Autismus ist eine soziale Interaktionsstörung, die seit Filmen wie „Rainman“ oder Serien wie „The Big Bang Theory“ auch einer breiten Öffentlichkeit bekannt ist. Charaktere wie Sheldon Cooper kommen als liebenswert-nerdige Hochbegabte daher. Autismus umfasst aber weit mehr: Mediziner sprechen von einer „Spektrumsstörung“, weil kein Autist dem anderen gleicht. Manche sind über-, manche unterdurchschnittlich intelligent, manche entwickeln Spezialinteressen, denen sie sich intensiv widmen, manche haben Schwierigkeiten mit starken äußeren Reizen. Viele Menschen aus dem autistischen Spektrum haben Probleme in der alltäglichen Kommunikation, etliche ungewöhnliche Begabungen.

Das führt oft zu dem Paradoxon, dass sich fachlich hochkompetente Menschen auf dem Arbeitsmarkt schwertun. Zwar haben manche Arbeitgeber die Chance erkannt, die in der Beschäftigung von Autisten liegen kann – sowohl für das Unternehmen als auch für den Autisten selbst. Trotzdem ist noch immer ein Großteil der Menschen mit Autismus nicht im regulären Arbeitsmarkt integriert.

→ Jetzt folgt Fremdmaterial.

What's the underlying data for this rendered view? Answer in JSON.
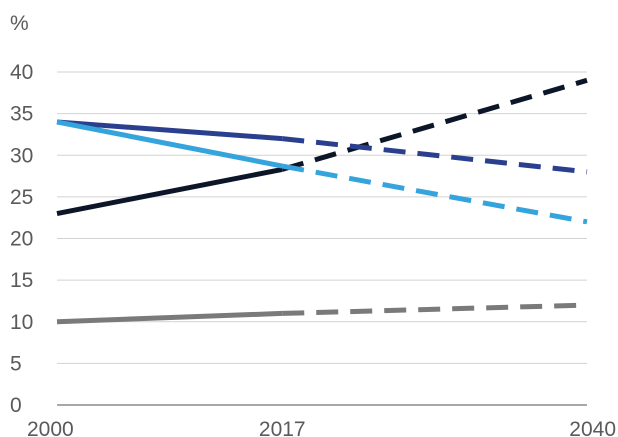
{
  "chart_data": {
    "type": "line",
    "title": "",
    "xlabel": "",
    "ylabel": "%",
    "x_ticks": [
      "2000",
      "2017",
      "2040"
    ],
    "y_ticks": [
      "0",
      "5",
      "10",
      "15",
      "20",
      "25",
      "30",
      "35",
      "40"
    ],
    "xlim": [
      2000,
      2040
    ],
    "ylim": [
      0,
      40
    ],
    "grid": "horizontal",
    "legend": "none",
    "series": [
      {
        "color": "#0d1628",
        "points": [
          {
            "x": 2000,
            "y": 23
          },
          {
            "x": 2017,
            "y": 28.3
          },
          {
            "x": 2040,
            "y": 39
          }
        ],
        "dashed_from_x": 2017
      },
      {
        "color": "#2b3f8f",
        "points": [
          {
            "x": 2000,
            "y": 34
          },
          {
            "x": 2017,
            "y": 32
          },
          {
            "x": 2040,
            "y": 28
          }
        ],
        "dashed_from_x": 2017
      },
      {
        "color": "#35a4dd",
        "points": [
          {
            "x": 2000,
            "y": 34
          },
          {
            "x": 2017,
            "y": 28.7
          },
          {
            "x": 2040,
            "y": 22
          }
        ],
        "dashed_from_x": 2017
      },
      {
        "color": "#7a7a7a",
        "points": [
          {
            "x": 2000,
            "y": 10
          },
          {
            "x": 2017,
            "y": 11
          },
          {
            "x": 2040,
            "y": 12
          }
        ],
        "dashed_from_x": 2017
      }
    ]
  }
}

Hajo Seng ist einer, der es geschafft hat. Der 55 Jahre alte Softwareentwickler ist als technischer Projektleiter in der Staats- und Universitätsbibliothek Hamburg beschäftigt. Seine Biographie liest sich krumm: Ein abgebrochenes Studium- erst viele Jahre später gelang ihm noch ein Abschluss in Mathematik. Ein gescheiterter Promotionsversuch, häufige Arbeitsplatzwechsel. Die Inhalte waren es aber nicht, die Seng Schwierigkeiten bereiteten. „Den Arbeitsplatz als sozialen Ort zu verstehen, unausgesprochene Erwartungen erkennen, Subtexte zu dienstbezogenen Gesprächen wahrnehmen und so weiter – ich bin in solchen Dingen sehr schlecht“, sagt Seng.

Wenn das Lob als Kritik ankommt

„Autisten sind meist nicht deshalb arbeitslos oder unterhalb ihrer Qualifikation beschäftigt, weil sie die Aufgaben nicht gut erledigen könnten. Sie kommen aber im Arbeitsumfeld nur schlecht klar“, bestätigt der Psychologieprofessor Gnanathusharan Rajendran, der an der Heriot Watt Universität in Edinburgh lehrt und einer der Erfinder von Roboter Alyx ist. Zwischen einem und 1,2 Prozent der Weltbevölkerung sind von Autismus betroffen. In Deutschland haben nach Schätzungen des Soziologieprofessors Matthias Dalferth lediglich zwischen fünf und zwölf Prozent von ihnen einen Arbeitsplatz auf dem allgemeinen Arbeitsmarkt. Bei den Personen mit dem sogenannten hochfunktionalen Autismus oder „Aspergersyndrom“, einer Form, die oft mit Intelligenzspitzen einhergeht, gehen dagegen etwa 35 bis 45 Prozent einer Beschäftigung nach.